Яров положил трубку и...
... и проснулся в своем киоске, лежа на раскладушке в обнимку с пустой бутылкой водки. Он тупо глядел на бутылку, пока не сформулировал своего отношения к происходящему. "Ничего, всё в порядке. Родная водочка однажды поможет тебе не проснуться никогда. Добавишь в святую влагу щедрую дозу снотворного и уйдешь из этого мира без страданий и мучений, вполне в хорошем настроении".
Какие-то непонятные поначалу звуки раздражали Ярова,он прислушался и вдруг понял, что впервые в жизни его разбудили соловьи.

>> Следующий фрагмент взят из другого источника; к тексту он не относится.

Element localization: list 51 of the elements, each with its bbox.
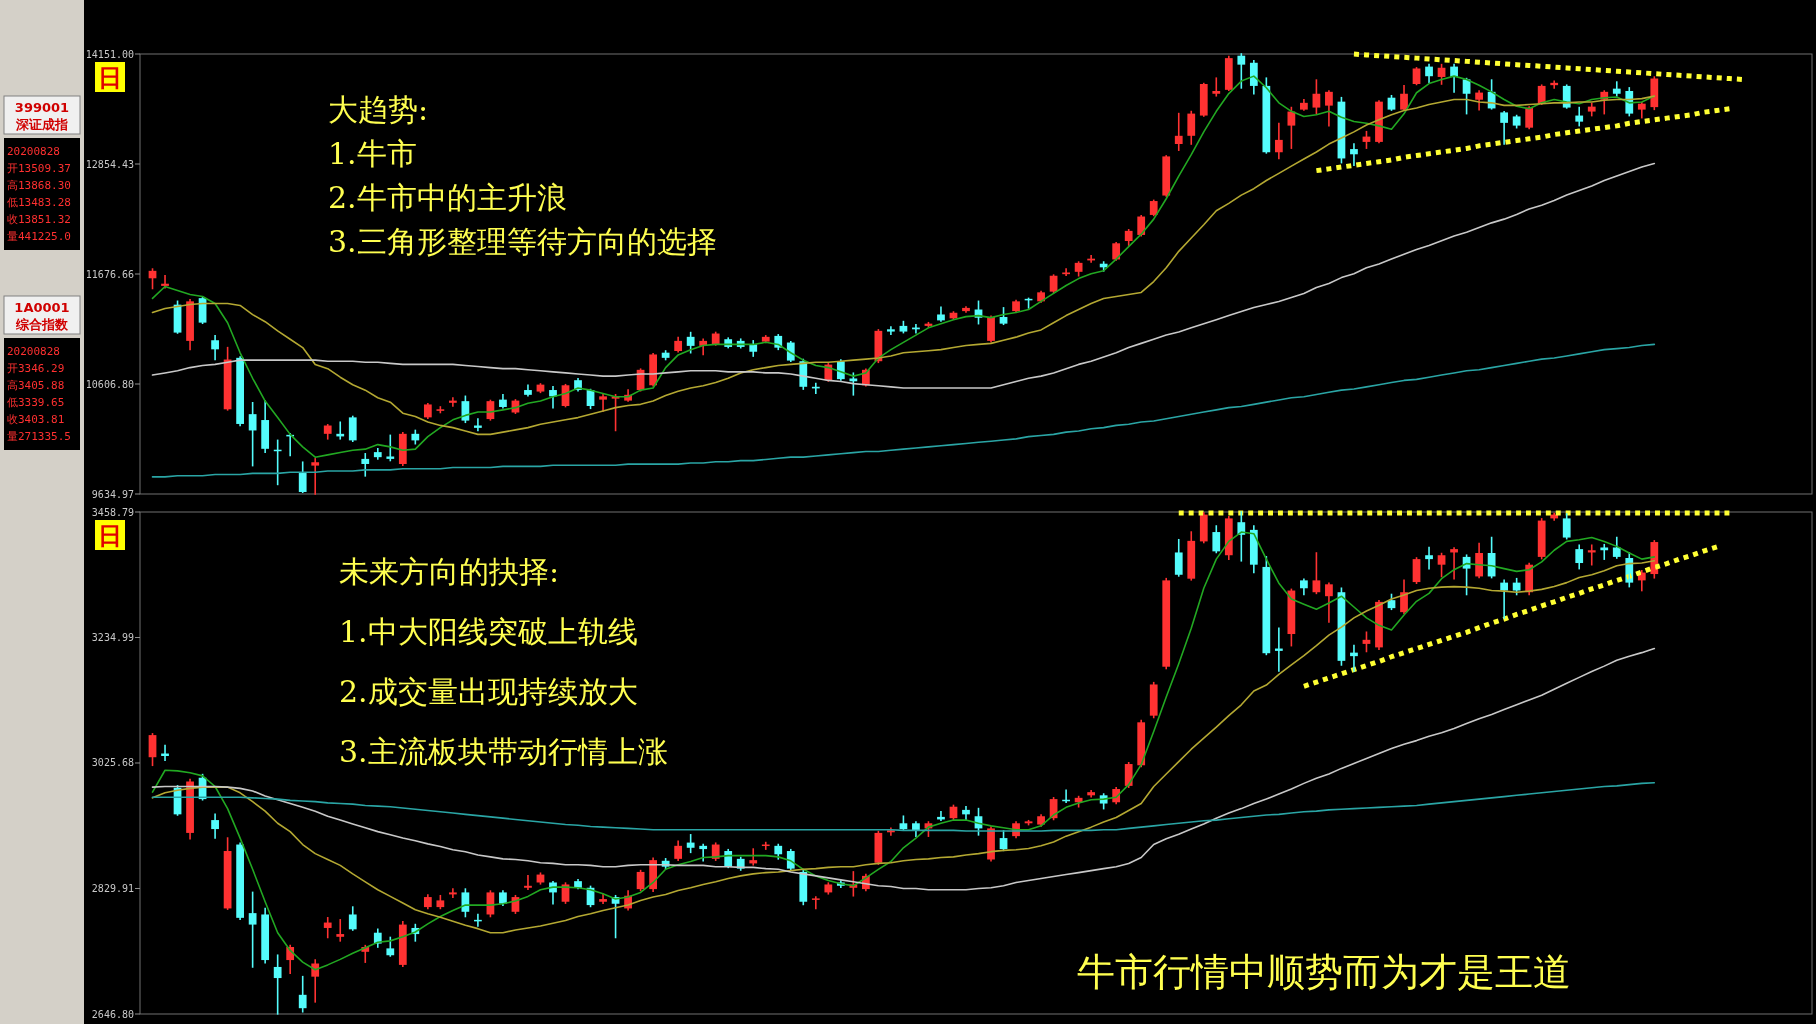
- candlestick: [887, 326, 895, 336]
- candlestick: [311, 458, 320, 495]
- candlestick: [298, 461, 307, 494]
- annotation: 1.牛市: [328, 136, 417, 171]
- text: 大趋势:: [328, 92, 429, 127]
- text: 20200828: [7, 344, 60, 358]
- text: 开3346.29: [7, 361, 65, 375]
- candlestick: [1237, 53, 1246, 89]
- text: 高3405.88: [7, 378, 65, 392]
- line-series: [151, 647, 1656, 891]
- annotation: 3.主流板块带动行情上涨: [339, 734, 668, 769]
- candlestick: [386, 434, 395, 462]
- y-tick-label: 3025.68: [91, 757, 134, 769]
- candlestick: [273, 954, 282, 1015]
- annotation: 2.成交量出现持续放大: [339, 674, 638, 709]
- text: 低13483.28: [7, 195, 71, 209]
- text: 开13509.37: [7, 161, 71, 175]
- candlestick: [1062, 268, 1070, 276]
- text: 高13868.30: [7, 178, 71, 192]
- y-tick-label: 3234.99: [91, 632, 134, 643]
- text: 20200828: [7, 144, 60, 158]
- text: 收13851.32: [7, 212, 71, 226]
- annotation: 2.牛市中的主升浪: [328, 180, 567, 215]
- candlestick: [686, 331, 695, 354]
- candlestick: [248, 891, 257, 968]
- y-tick-label: 2829.91: [91, 883, 134, 894]
- text: 量271335.5: [7, 429, 71, 443]
- text: 量441225.0: [7, 229, 71, 243]
- candlestick: [1262, 556, 1271, 656]
- y-tick-label: 14151.00: [85, 48, 134, 60]
- y-tick-label: 9634.97: [91, 488, 134, 500]
- candlestick: [599, 394, 607, 412]
- candlestick: [811, 896, 820, 910]
- y-tick-label: 12854.43: [85, 158, 134, 170]
- y-tick-label: 10606.80: [85, 378, 134, 390]
- text: 1A0001: [14, 299, 70, 315]
- annotation: 1.中大阳线突破上轨线: [339, 614, 638, 649]
- y-tick-label: 11676.66: [85, 268, 134, 280]
- text: 低3339.65: [7, 395, 65, 409]
- text: 深证成指: [15, 116, 68, 132]
- y-tick-label: 2646.80: [91, 1008, 134, 1020]
- text: 未来方向的抉择:: [339, 554, 560, 589]
- text: 综合指数: [15, 316, 69, 332]
- text: 日: [98, 62, 122, 92]
- text: 收3403.81: [7, 412, 65, 426]
- y-tick-label: 3458.79: [91, 506, 134, 518]
- candlestick: [849, 372, 858, 396]
- annotation: 牛市行情中顺势而为才是王道: [1077, 950, 1571, 994]
- text: 399001: [14, 99, 70, 115]
- text: 日: [98, 520, 122, 550]
- annotation: 3.三角形整理等待方向的选择: [328, 224, 717, 259]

Гомон, щебет, переливы были такими что в душе зазвенело.
Яров выбрался из будки и оказался в очень раннем весеннем утре. Солнце едва поднялось над восточной кромкой, трасса была пустой, небывалая свежесть пронизывала воздух. И отовсюду доносиласт многоколенчатая трель невидимых певцов. Сколько Яров не присматривался, но так никого и не увидел в чахлых ветках берез и пыльных кустов, которые торчали вдоль дороги.
Всё равно - жизнь прекрасна.
Покопавшись в своем восприятии этого дивного утра, Яров решил, что подобное состояние и определятся, как "светлое настроение". Однако, когда на память пришел состав событий грядущего дня, то в нем ничего светлого не предвиделось.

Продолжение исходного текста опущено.